Tenía que suceder. Tras el cierre de bares y discotecas, resultaba absurdo permitir que la gente se siguiera cociendo en la playa o en mitad de la calle sin mantener la distancia de seguridad y sin mascarilla protectora ante el coronavirus: se acabó el botellón, y los que insistan en practicarlo se van a encontrar con multas que oscilan entre los 3.000 y los 15.000 euros. La prohibición viene de la Generalitat y Ada Colau está obligada a respetarla, aunque el botellón es como muy común, ¿no les parece? De hecho, Ada no puede con los bares y las discotecas (por no hablar de las terrazas, que la sacan de quicio por motivos que algún psiquiatra haría bien en investigar), pero estoy seguro de que el botellón le parece una muestra ejemplar de cultura popular y de resistencia a la sociedad de consumo (los partidarios del botellón siempre se quejan del precio de las copas en los bares, como si emborracharse a precios razonables fuera un derecho constitucional, igual que los grafiteros con las porquerías que plantan en las paredes).

Hay quien considera el botellón una forma de rebelión juvenil, pero ya existía cuando yo era joven y siempre me pareció una muestra de gregarismo cutre que constituía una ofensa conceptual al bebedor serio. Cuando yo bebía como una esponja, y de eso hace décadas, la gente de mi edad ya se reunía en calles y playas para compartir litronas y cubatas chungos, pero yo nunca participé en una de esas reuniones. Me gustaban los bares porque te aislaban del mundo exterior y sus afiladas y dañinas aristas. Me gustaba tomar copas con una o dos personas a las que apreciaba. Y, sobre todo, me gustaba beber a solas, ir asistiendo en solitario a las distintas fases del subidón y llegar felizmente a la cima, ese sitio en el que dicen que se está muy solo, pero en el que a menudo no necesitas a nadie: con tu cerebro espoleado por el alcohol, tienes bastante.
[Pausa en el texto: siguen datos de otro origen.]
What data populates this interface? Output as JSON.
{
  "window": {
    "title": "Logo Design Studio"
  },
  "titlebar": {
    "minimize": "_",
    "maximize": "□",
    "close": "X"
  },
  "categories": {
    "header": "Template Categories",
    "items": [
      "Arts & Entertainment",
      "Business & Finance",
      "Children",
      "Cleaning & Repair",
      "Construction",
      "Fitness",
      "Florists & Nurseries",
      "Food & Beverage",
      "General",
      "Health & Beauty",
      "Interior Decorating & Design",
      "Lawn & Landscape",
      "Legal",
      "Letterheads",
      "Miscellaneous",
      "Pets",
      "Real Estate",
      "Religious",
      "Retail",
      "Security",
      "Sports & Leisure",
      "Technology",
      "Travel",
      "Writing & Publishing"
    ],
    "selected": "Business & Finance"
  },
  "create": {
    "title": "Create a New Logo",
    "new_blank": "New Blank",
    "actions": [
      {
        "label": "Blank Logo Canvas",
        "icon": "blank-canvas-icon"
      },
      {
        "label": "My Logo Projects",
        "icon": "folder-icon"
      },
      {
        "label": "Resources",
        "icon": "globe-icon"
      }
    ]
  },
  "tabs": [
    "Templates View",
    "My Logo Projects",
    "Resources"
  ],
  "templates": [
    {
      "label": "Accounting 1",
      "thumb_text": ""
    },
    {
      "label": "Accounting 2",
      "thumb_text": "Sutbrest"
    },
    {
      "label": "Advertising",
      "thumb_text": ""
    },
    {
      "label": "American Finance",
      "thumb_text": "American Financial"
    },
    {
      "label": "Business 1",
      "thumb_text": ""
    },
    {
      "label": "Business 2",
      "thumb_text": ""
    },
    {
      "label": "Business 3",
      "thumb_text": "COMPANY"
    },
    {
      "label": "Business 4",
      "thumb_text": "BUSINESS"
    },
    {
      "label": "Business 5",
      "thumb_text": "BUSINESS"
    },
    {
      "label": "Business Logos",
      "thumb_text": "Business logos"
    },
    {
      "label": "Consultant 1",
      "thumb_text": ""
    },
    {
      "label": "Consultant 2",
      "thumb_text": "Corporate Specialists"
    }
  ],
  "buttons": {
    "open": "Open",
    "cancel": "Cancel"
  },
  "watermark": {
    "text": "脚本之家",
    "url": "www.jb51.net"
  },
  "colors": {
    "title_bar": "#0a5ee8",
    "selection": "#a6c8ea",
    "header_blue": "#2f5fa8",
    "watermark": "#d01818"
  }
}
Desde ese punto de vista (más propio de un alcohólico que de un muchacho feliz con ganas de socializar, lo reconozco), el botellón me inspiraba un desprecio olímpico. ¿Beber con treinta personas más? ¿Tomar combinados desbravados y con el hielo medio fundido? ¿Mantener treinta conversaciones a la vez? ¿No disponer ni de un minuto para la bienvenida introspección etílica? ¡Ni hablar! Como entorno para ligar tampoco me parecía el más propicio. ¿Quién tenía ganas de conocer a mujeres que bebían cervezas a morro o cubatas recalentados? Yo, desde luego, no. Como muestra de socialización, romance y dipsomanía, el botellón es un fracaso absoluto o, por lo menos, no es para gente como yo. O sea, que, si la Generalitat decidiera prohibirlo para siempre, no sería yo quien sumara su firma a un manifiesto de protesta. Vamos a ver, yo no lo prohibiría si dependiera de mí, pero, aunque ya no beba, siempre pensaré que para pillarla con comodidad y un poco de clase, donde esté un bar con mucha madera, que se quite todo.

Menos mal que, dentro de la desgracia, el coronavirus me pilla a una edad en la que ya no bebo. Si me llega a tocar a los treinta, me habría rebotado mucho cuando me hubiesen cerrado mis abrevaderos favoritos. Eso sí, la prohibición del botellón no me habría afectado lo más mínimo.